Some other thoughts - I tried coporate acquisition as an approach - but the transaction is considered a capital gain and dates of original purchase are lost.
I wonder about just using 'remove shares' and 'add shares' and whether these will work and not trigger any gains. Seems this could be very easy - but I think the original dates of transactions would be lost.
Appreciate any further thoughts from you or others. This would seem to be a good area for Quicken 06 to tackle
may be you can explain more. I am speaking of running a capital gains report in Quicken and it appears to show those share conversions as sales. Or perhaps I am missing something. Do I retain original dates of purchase of the acquired shares? This is important
I had deleted the conversion of shares done by corporate acquisition so I do not know the details. Is corporate acquisition supposed to be the most correct way to change the class of mutual fund shares? Or is a stock split better? or is there no ideal way - I saw some of the complaints on Quicken forums.
I'm not qualified to answer the question of which method is "ideal" or even "better".
My point was that I believe that Corporate Acquisition handles the situation correctly.
While Shares Removed transactions generated by a Corporate Acquisition do appear in the Capital Gains report, they appear with a capital gains of zero. I am not sure why Quicken puts those transactions in the report, or why it puts the sale of money market funds in the report (which also have capital gains of zero) - perhaps it is thought to make it easier to guarantee that no legitimate transaction ever is missing from the report. In any event, there are no capital gains from the corporate acquisition.

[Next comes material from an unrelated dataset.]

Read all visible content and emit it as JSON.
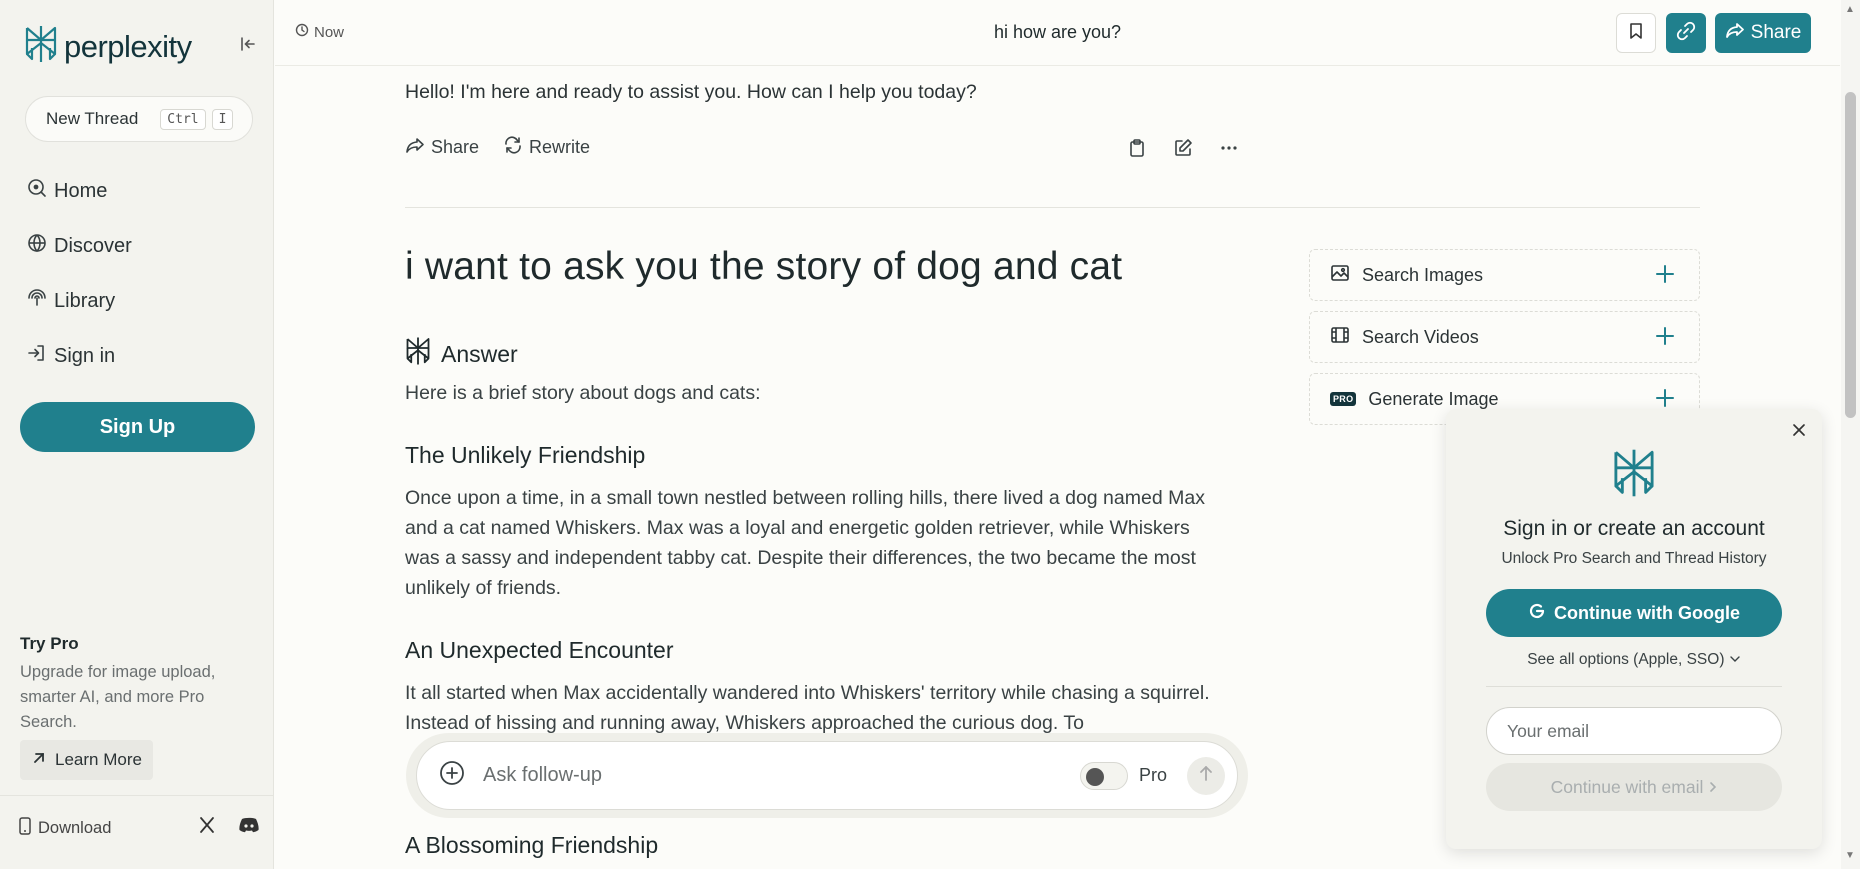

And Shares Added transactions (one for each original purchase of the "acquired" security) have a "Date Acquired" field, which a Corporate Acquisition correctly enters for you, so your original purchase dates are not lost.

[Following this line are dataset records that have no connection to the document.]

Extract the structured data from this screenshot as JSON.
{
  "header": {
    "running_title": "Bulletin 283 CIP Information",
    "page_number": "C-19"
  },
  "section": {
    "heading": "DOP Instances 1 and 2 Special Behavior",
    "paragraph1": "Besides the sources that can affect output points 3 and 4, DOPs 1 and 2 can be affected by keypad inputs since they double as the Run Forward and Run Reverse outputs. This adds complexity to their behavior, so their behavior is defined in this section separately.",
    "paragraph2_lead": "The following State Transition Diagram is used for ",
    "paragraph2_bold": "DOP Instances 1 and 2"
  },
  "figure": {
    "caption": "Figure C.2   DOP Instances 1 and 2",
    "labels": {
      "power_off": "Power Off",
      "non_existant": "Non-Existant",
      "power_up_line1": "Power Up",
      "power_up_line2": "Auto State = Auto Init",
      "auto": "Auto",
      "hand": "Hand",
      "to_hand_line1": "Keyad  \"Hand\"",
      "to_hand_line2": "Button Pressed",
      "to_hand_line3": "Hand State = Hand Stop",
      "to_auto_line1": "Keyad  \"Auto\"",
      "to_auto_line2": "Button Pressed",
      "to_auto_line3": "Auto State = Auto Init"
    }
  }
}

I'm glad I started tracking this thread because I'm going to have the same problem with Vanguard.
The desired effects are: (1) don't change past history as far as price info, distributions, etc; (2) don't generate a taxable event (sale); and (3), maintain the original tax basis as the tax basis for the Admiral shares so that a future sale will use the original basis.
It looks to me like "Corporate Acquisition" is the right thing, but I haven't tried it out yet. The new ticker symbol protects the history info and carrying through the value of the shares to the new name (Admiral) makes the value correct.
But, what is Vanguard going to tell the IRS? Will they send in a 1099 for the original name/symbol as if there were a sale?
Vanguard states clearly at their web site that a "conversion" to Admiral shares is non-taxable; so I can not imagine why they would send the IRS any documents that indicated you had a tax liability for the conversion.. A conversion can only occur if your new shares are in the same fund as the old shares - though Vanguard gives different fund numbers and symbols to the Admiral share funds.
If you owned a fund that did not offer Admiral shares and wanted to change that investment to a fund that did offer Admiral shares, Vanguard again clearly states that you would have to "exchange" shares between two different funds, and that would be a taxable event.
The difference in terminology is important, I think. Conversion is non-taxable; exchange is taxable.
thanks for your comments. I will try the acquision approach for my next conversion, which is Vanguard. So William's comments are timely. I was able to get it all to work out with split but it was a bit tedious and had to create share prices for admiral class even prior to their existence - to maintain a price history - even if it was theoretical. but I was able to manage since there were not that many purchases o v er the 5 year period.